Op het station zie ik je friet eten. Je lacht onbezorgd. Je kiest het lekkerste ijsje uit de koeling en die warme chocomel neem je met slagroom. Je eet alles wat ik niet mag, maar wel wil. Je houdt je niet bezig met wat je eet of wanneer. Ik des te meer. Ik zie wat je eet en je irriteert me. Of beter gezegd: het eten irriteert me.
Ik erger me. Ik ben jaloers. Ik wil ook eten wat jij eet. Ook onbezorgd kunnen genieten van dat frietje met mayonaise. Nog een ijsje? Graag zelfs. Dat broodje kroket? Het liefst met mosterd. Waarom kan jij dat wel en ik niet? Het maakt me boos, ik vind het oneerlijk. Wat jij hebt dat wil ik ook.
Elke keer als ik je zie voel ik het verdriet. Elke keer de confrontatie. Was ik ooit ook zo? Zo onbezorgd? Kon ik ooit ook genieten? Waarom kan ik dit nu niet meer? Elke keer een reality check, dat het met mij steeds slechter gaat. Dat ik de slagroom niet meer wil, maar de chocomel ondertussen ook niet meer. Het broodje niet meer gaat en ik de kroket ook laat liggen. Elke keer als ik je zie, heb ik weer een stapje terug gezet. Maar vooruitgaan lijkt niet aan de orde.
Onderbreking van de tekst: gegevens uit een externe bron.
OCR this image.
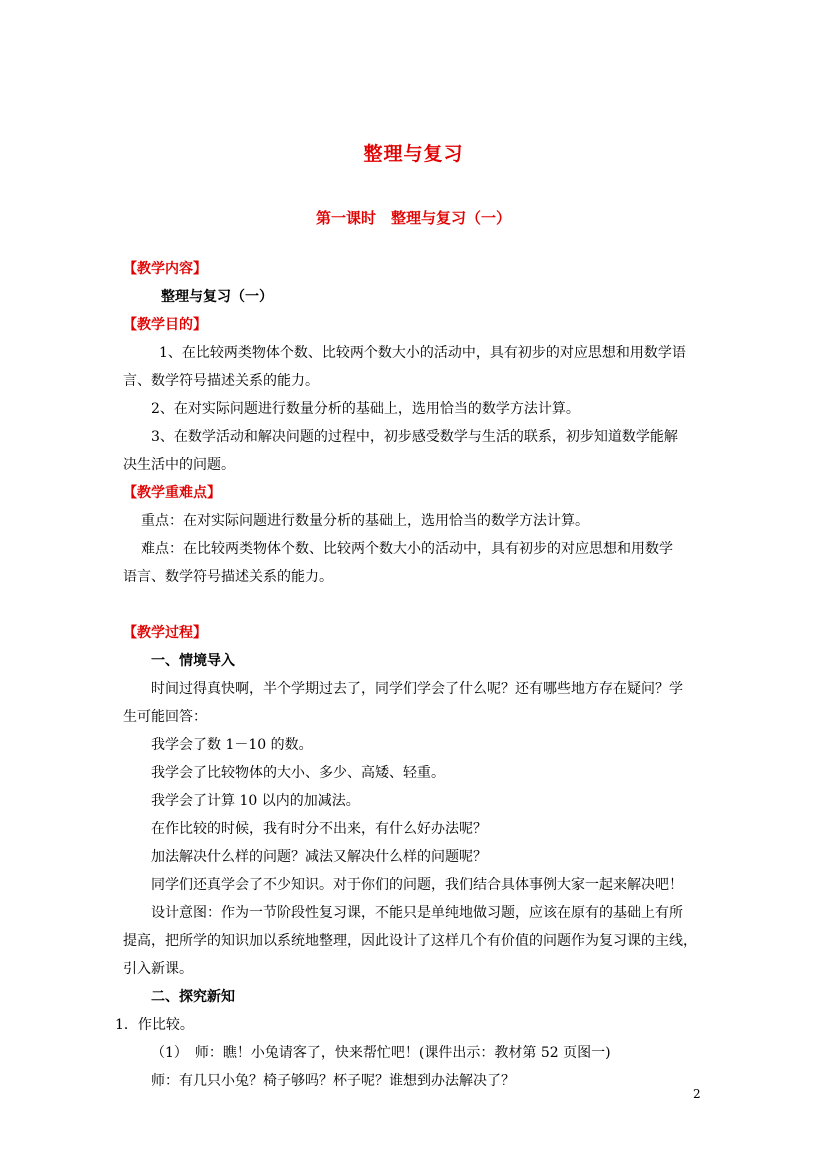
整理与复习
第一课时　整理与复习（一）

【教学内容】

整理与复习（一）

【教学目的】

1、在比较两类物体个数、比较两个数大小的活动中，具有初步的对应思想和用数学语

言、数学符号描述关系的能力。

2、在对实际问题进行数量分析的基础上，选用恰当的数学方法计算。

3、在数学活动和解决问题的过程中，初步感受数学与生活的联系，初步知道数学能解

决生活中的问题。

【教学重难点】

重点：在对实际问题进行数量分析的基础上，选用恰当的数学方法计算。

难点：在比较两类物体个数、比较两个数大小的活动中，具有初步的对应思想和用数学

语言、数学符号描述关系的能力。

【教学过程】

一、情境导入

时间过得真快啊，半个学期过去了，同学们学会了什么呢？还有哪些地方存在疑问？学

生可能回答：

我学会了数 1－10 的数。

我学会了比较物体的大小、多少、高矮、轻重。

我学会了计算 10 以内的加减法。

在作比较的时候，我有时分不出来，有什么好办法呢？

加法解决什么样的问题？减法又解决什么样的问题呢？

同学们还真学会了不少知识。对于你们的问题，我们结合具体事例大家一起来解决吧！

设计意图：作为一节阶段性复习课，不能只是单纯地做习题，应该在原有的基础上有所

提高，把所学的知识加以系统地整理，因此设计了这样几个有价值的问题作为复习课的主线，

引入新课。

二、探究新知

1．作比较。

（1）　师：瞧！小兔请客了，快来帮忙吧！(课件出示：教材第 52 页图一)

师：有几只小兔？椅子够吗？杯子呢？谁想到办法解决了？

2
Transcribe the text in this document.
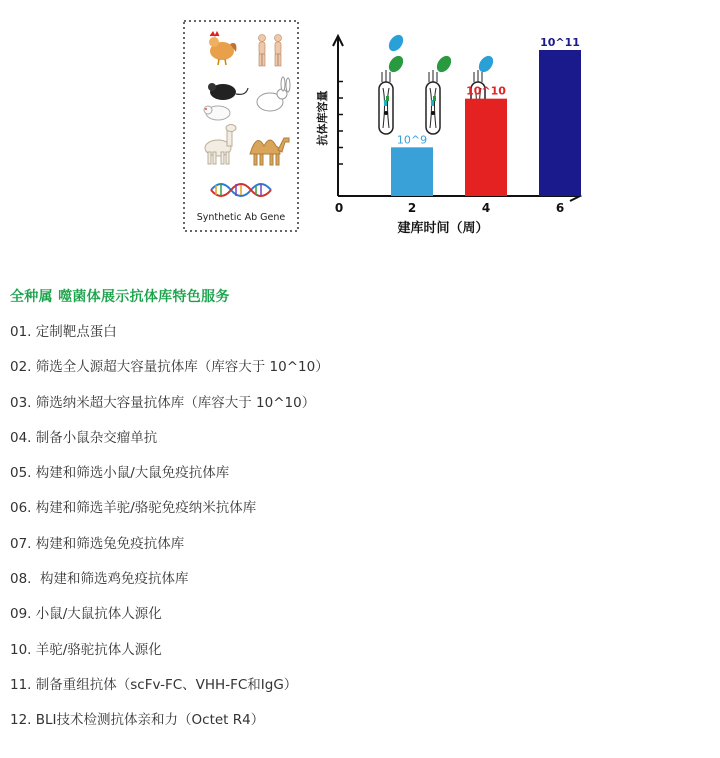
Synthetic Ab Gene
0	2	4	6
抗体库容量
建库时间（周）
10^9
10^10
10^11
全种属 噬菌体展示抗体库特色服务
01. 定制靶点蛋白
02. 筛选全人源超大容量抗体库（库容大于 10^10）
03. 筛选纳米超大容量抗体库（库容大于 10^10）
04. 制备小鼠杂交瘤单抗
05. 构建和筛选小鼠/大鼠免疫抗体库
06. 构建和筛选羊驼/骆驼免疫纳米抗体库
07. 构建和筛选兔免疫抗体库
08.  构建和筛选鸡免疫抗体库
09. 小鼠/大鼠抗体人源化
10. 羊驼/骆驼抗体人源化
11. 制备重组抗体（scFv-FC、VHH-FC和IgG）
12. BLI技术检测抗体亲和力（Octet R4）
Een tijd geleden vond ik je vervelend. Vies omdat je vlees at. Ik zag het wel, die frikandel bij de counter op het station. Hoe kon je? Ik laat het niet voor niets liggen. Niet zodat jij het dan in je eentje weer op moet gaan eten. Ik was boos op je. Woedend. Ik zag je genieten, van het vlees dat ik liet staan. Hoe kon ik nou de wereld verbeteren als jij zo door bleef gaan? Waar doe ik het dan voor? Waar offer ik me voor op? Voor jouw genot?
Dat ik hier zelf fout zat wilde ik niet beseffen. Het is zoveel makkelijker om jou de schuld te geven. Ik kon het niet aan om je te zien genieten. Ik voelde me slecht, heel slecht. En jij was mijn bliksemgeleider. Door jou kon ik die woede uiten. De wanhoop en het verdriet. Ze hadden een weg naar buiten gevonden en jij was die deur.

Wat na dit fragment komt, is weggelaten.